Sur le plan diplomatique, Paris et Riyad disposent d’atouts complémentaires. « Le Royaume a une légitimité et un accès dans le monde arabe et islamique que personne d’autre n’a », explique-t-elle. La France dispose de son côté d’un siège permanent au Conseil de sécurité de l’ONU, d’une capacité à mobiliser l’Europe et d’une présence historique au Moyen-Orient.

La députée cite notamment la coprésidence franco-saoudienne de la conférence consacrée à la solution à deux États et la coopération sur le Liban. La sécurité maritime dans le Golfe et en mer Rouge constitue également un domaine de coopération « très concret, très opérationnel », explique-t-elle.

Amélia Lakrafi souhaite aussi renforcer la diplomatie parlementaire. Celle-ci offre, selon elle, une continuité que la diplomatie gouvernementale ne peut pas toujours garantir. Mais les échanges entre parlementaires français et saoudiens manque  de régularité. Elle plaide pour des formats permanents autour du numérique, de l’éducation et des questions consulaires. « Nos deux assemblées se connaissent trop peu », regrette-t-elle.

La relation bilatérale doit également répondre aux préoccupations des plus de 6 000 Français vivant en Arabie saoudite. L’éducation constitue sa priorité, notamment l’accès aux établissements homologués, les frais de scolarité et la continuité des parcours scolaires.

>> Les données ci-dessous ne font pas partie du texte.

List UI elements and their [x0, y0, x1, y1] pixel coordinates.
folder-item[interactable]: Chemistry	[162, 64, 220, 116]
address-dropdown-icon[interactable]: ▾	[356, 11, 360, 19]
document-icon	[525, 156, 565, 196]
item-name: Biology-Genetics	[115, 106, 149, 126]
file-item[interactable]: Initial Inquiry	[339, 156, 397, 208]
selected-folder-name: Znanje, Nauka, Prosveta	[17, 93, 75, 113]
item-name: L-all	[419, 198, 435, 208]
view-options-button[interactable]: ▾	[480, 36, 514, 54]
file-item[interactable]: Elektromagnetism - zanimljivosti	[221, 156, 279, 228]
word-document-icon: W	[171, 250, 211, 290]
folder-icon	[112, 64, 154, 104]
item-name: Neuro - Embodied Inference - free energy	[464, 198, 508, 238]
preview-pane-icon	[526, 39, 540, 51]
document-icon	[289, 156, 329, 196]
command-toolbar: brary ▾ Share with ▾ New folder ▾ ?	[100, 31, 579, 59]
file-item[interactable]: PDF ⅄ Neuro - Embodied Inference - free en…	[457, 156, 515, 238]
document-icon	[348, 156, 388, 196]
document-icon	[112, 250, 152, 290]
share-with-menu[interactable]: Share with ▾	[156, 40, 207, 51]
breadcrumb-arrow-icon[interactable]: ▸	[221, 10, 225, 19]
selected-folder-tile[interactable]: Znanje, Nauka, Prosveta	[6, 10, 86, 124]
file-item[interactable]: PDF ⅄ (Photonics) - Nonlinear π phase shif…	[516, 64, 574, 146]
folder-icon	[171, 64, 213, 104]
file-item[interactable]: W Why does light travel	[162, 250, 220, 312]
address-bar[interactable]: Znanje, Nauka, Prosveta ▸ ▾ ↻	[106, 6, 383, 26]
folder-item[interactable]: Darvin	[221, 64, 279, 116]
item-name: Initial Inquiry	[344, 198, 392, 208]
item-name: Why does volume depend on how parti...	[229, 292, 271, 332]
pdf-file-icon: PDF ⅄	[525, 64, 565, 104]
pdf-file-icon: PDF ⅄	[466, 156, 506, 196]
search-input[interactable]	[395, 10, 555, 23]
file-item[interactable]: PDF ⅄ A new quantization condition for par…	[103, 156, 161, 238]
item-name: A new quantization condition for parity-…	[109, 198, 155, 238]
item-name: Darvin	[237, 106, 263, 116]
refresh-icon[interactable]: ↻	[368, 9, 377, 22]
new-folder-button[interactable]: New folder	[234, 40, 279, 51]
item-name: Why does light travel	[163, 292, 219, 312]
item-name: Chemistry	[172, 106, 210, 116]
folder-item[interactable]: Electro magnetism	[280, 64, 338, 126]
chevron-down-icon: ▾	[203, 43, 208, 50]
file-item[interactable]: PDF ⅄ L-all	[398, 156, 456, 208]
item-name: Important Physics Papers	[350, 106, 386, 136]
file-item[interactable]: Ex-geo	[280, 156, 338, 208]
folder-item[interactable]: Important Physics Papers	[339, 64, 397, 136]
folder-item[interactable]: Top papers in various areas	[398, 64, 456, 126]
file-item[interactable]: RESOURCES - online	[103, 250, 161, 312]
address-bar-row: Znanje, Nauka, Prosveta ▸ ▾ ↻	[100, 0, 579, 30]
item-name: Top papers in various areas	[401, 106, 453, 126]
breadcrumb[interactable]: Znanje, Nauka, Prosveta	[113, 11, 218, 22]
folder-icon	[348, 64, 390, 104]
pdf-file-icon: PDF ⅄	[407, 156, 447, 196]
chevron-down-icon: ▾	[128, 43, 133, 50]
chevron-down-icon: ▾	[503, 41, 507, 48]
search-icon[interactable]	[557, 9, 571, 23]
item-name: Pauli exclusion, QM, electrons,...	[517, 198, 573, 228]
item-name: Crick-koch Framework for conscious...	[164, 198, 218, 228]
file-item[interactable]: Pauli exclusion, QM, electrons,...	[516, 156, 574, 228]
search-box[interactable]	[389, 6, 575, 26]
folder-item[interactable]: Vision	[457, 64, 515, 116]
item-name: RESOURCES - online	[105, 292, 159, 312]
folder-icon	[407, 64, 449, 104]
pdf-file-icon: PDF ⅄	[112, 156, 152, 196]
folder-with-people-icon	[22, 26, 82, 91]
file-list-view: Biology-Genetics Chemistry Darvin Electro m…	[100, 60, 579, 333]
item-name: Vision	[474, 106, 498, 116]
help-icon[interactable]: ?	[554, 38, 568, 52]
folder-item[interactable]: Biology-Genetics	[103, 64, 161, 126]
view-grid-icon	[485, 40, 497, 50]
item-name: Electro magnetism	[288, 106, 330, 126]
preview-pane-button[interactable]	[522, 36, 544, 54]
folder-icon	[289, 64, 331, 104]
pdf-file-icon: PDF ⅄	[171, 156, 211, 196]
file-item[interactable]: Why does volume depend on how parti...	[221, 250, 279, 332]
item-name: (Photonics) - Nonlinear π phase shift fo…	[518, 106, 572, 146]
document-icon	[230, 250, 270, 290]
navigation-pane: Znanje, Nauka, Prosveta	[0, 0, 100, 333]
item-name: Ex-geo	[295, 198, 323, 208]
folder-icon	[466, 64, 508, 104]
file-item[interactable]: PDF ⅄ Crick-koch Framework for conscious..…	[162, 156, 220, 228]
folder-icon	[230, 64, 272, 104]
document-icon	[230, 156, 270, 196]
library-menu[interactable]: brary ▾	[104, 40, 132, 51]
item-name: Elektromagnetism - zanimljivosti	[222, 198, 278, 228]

Les services consulaires, la protection sociale et les retraites figurent également parmi les préoccupations majeures. La députée indique  « porter une proposition de loi consacrée aux Français de l’étranger, avec un volet social important ».

Plus largement, Amélia Lakrafi estime que la France doit mieux mesurer l’ampleur de la transformation du Royaume. « Beaucoup, en France, en sont restés à l’image d’il y a quinze ans. Ce décalage nous a coûté du temps et des marchés », affirme-t-elle.

Son message est clair : « Ce qui doit changer? Notre ambition. Nous ne sommes pas assez offensifs », juge-t-elle, appelant la France à chercher de nouvelles opportunités au-delà de ses secteurs traditionnels.

La culture et le patrimoine restent un socle important, avec AlUla comme exemple. « Mais un partenariat de cette dimension doit également produire des contrats structurants dans l’énergie, les infrastructures, les technologies et la défense, » estime la députée.

La nomination du nouvel ambassadeur saoudien à Paris, le Dr Faisal Mejfel, constitue à ses yeux un signal encourageant. « Francophone et Francophile », il pourrait contribuer à donner une nouvelle impulsion au partenariat.

À l’Arabie saoudite, Amélia Lakrafi adresse un message de confiance : « La France est un partenaire de confiance, y compris quand la région traverse des turbulences. » À Paris, elle demande « de la constance et de l’ambition ».

« Le potentiel est là, les interlocuteurs sont là. Il faut aller le chercher », conclut-elle.